The last two songs are at the opposite ends of the spectrum. The title song is the strongest cut here, with a bouncy beat and a byplay between a piano and an organ sounding like a flute. Mix that with some guitar work that came from a Clint Eastwood western, and you have a song that you’ll have on the “repeat” key on your CD or MP3 player. And as for the finale, let’s just say that “Brother Ray” is over eight minutes of psychedelic trippiness that serves no true purpose other than to supposedly honor Ray Charles. Plant would have been better off to cover a Charles tune straightforwardly.

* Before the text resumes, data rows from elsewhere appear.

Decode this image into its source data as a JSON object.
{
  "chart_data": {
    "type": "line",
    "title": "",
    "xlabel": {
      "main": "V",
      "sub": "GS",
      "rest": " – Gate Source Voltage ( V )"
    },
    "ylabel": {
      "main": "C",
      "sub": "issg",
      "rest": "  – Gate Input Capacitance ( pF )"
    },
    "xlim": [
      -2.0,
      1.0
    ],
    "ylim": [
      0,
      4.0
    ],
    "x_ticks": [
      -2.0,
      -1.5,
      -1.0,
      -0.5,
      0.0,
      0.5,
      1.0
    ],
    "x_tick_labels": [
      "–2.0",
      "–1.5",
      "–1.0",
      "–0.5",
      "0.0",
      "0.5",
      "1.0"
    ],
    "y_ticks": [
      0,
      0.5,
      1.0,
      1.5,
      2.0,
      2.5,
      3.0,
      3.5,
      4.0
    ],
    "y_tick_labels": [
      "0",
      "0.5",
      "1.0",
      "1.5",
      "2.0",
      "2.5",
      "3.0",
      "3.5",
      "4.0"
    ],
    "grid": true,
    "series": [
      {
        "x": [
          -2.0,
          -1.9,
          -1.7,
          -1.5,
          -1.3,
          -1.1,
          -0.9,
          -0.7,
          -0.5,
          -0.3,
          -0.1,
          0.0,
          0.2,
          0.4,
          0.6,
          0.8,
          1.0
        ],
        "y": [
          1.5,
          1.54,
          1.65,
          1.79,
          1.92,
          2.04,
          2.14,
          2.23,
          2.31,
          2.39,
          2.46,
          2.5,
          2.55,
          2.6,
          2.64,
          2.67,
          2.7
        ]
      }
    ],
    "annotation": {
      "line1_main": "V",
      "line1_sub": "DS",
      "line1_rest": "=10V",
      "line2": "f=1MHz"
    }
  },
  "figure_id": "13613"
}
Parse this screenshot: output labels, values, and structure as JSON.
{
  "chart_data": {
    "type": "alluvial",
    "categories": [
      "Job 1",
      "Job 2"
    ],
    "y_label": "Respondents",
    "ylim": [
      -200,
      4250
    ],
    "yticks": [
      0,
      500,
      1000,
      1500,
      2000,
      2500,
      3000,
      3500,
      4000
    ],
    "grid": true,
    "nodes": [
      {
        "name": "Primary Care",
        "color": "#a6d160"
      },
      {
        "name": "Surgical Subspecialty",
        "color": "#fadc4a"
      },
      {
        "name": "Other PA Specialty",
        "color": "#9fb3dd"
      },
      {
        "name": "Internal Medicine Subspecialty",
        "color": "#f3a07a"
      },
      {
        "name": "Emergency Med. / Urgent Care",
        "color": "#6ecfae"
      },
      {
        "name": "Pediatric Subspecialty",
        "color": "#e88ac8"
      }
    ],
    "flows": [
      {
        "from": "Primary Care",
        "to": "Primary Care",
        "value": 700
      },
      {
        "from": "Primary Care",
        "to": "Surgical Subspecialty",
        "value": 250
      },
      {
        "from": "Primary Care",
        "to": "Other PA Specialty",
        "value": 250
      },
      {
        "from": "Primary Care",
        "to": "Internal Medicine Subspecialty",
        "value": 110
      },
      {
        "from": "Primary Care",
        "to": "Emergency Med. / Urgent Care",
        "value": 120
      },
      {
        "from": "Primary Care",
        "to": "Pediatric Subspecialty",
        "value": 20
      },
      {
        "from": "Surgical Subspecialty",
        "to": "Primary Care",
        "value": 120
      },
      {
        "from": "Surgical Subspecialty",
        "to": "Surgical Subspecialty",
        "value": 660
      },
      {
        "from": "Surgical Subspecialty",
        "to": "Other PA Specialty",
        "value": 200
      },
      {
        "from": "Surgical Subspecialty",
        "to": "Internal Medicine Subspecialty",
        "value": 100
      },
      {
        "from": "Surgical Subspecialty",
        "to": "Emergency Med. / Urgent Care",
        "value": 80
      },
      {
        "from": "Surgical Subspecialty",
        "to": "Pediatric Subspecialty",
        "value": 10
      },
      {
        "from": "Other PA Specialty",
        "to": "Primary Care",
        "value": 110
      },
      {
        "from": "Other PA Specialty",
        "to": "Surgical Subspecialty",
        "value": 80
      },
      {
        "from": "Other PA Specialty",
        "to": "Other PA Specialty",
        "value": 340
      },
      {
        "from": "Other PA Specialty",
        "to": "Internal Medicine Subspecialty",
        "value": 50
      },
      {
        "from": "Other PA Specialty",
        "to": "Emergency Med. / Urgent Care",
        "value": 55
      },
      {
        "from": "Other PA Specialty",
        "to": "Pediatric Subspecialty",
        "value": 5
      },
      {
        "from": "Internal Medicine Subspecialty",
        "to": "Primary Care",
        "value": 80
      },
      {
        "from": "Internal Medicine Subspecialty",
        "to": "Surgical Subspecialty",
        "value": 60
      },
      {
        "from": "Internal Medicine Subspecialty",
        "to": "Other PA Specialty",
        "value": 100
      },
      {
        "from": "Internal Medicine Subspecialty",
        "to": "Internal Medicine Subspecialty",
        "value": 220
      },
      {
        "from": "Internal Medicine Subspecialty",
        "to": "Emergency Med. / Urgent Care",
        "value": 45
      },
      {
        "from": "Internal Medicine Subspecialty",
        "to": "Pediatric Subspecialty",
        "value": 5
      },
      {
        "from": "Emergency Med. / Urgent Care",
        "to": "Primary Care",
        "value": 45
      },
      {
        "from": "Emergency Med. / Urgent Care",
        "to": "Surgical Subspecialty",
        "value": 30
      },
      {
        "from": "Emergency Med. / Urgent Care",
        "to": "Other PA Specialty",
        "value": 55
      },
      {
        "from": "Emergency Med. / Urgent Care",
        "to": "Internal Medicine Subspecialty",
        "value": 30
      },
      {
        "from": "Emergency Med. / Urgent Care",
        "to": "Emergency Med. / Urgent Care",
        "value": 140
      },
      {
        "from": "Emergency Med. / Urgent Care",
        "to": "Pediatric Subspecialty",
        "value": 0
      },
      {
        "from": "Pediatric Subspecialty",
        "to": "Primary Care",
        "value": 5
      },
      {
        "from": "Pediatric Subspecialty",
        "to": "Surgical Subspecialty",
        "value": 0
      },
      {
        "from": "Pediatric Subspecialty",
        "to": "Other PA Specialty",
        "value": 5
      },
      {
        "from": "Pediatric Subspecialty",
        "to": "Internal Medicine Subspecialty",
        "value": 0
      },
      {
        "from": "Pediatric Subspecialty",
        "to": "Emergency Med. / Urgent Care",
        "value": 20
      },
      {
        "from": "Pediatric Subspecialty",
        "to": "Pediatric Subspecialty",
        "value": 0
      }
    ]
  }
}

Even with the strength of Dreamland, it’s hard to know what to expect when Robert Plant gets the jones (no pun intended) to record another album. A positive telling clue was that he used just about all of the same personnel that appeared in Dreamland, so you knew this had a chance to be decent. Well, it’s beyond decent. Plant put out an album that sticks out its chest in pride of who he was in Led Zeppelin without compromising his love of the Eastern influences that are his usual trademark. With a mix of harder-edged and softer tunes, Plant has gone to both extremes, and his experience has taught him that he doesn’t need to scream his vocals to have power and intensity. The musicianship is tighter than a New York subway car at rush hour, and yet there’s an airy, relaxed feel in the groove. Zep lovers and Plant skeptics, Mighty Rearranger is your ‘70s flashback nirvana. Robert Plant has learned that he can look fondly back at the past while keeping his feet planted firmly in the present and future. Now all that’s needed to complete the picture is a black-light poster and a lava lamp.